One of the consequences of today’s crisis in Eastern Europe is the escalation of anxieties elsewhere in the world. The situation in Ukraine has reverberated at least two ways in faraway Vietnam: (1) disrupting economic stability, and (2) raising the spectre of armed conflict in Southeast Asia.
Vietnam’s stock market, world’s best performing in the first part of 2014, has been in a nosedive since the Ukraine crisis. That’s partly because of conflicting views within Vietnam’s ruling party about economic health of the country; but it also reflects concern about both fragile export markets in Europe and the reliability of Russia as a long-time economic and diplomatic ally.

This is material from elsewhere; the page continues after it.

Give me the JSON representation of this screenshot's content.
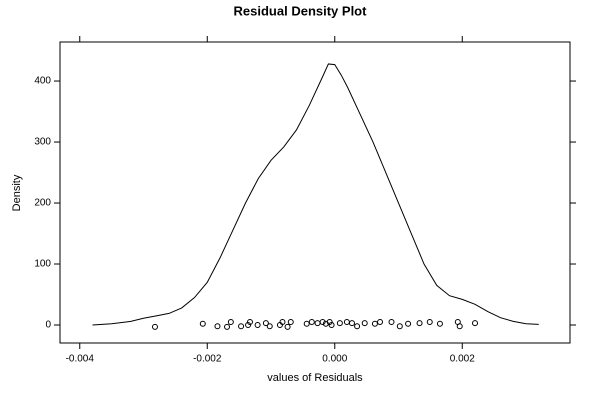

Meanwhile, people who have been watching developments in the South China Sea are wondering if Vietnam is on a path to become China’s Ukraine. That’s not surprising considering the centuries of Chinese aggression toward its southern neighbor.
The latest Chinese assertiveness is its construction of an oil and gas exploration rig near the Vietnamese coast in South China (or East) Sea territory claimed by both nations. State-owned PetroVietnam asked China National Offshore Oil Corp. to remove the rig — situated 120 miles East of the Vietnamese coast and within what Vietnam considers its exclusive economic zone. China responded by repeatedly ramming Vietnamese military boats.
Until now, conflict between China and Vietnam in the sea has been limited mostly to verbal sparring over who owns the Paracel and Spratly Islands, and Chinese harassment of Vietnamese fishing fleets.
The latest dispute highlights the increasing potential for military aggression in Vietnam’s East Sea, as Southeast Asia worries about parallels between Eastern Europe and its own region of 600 million people.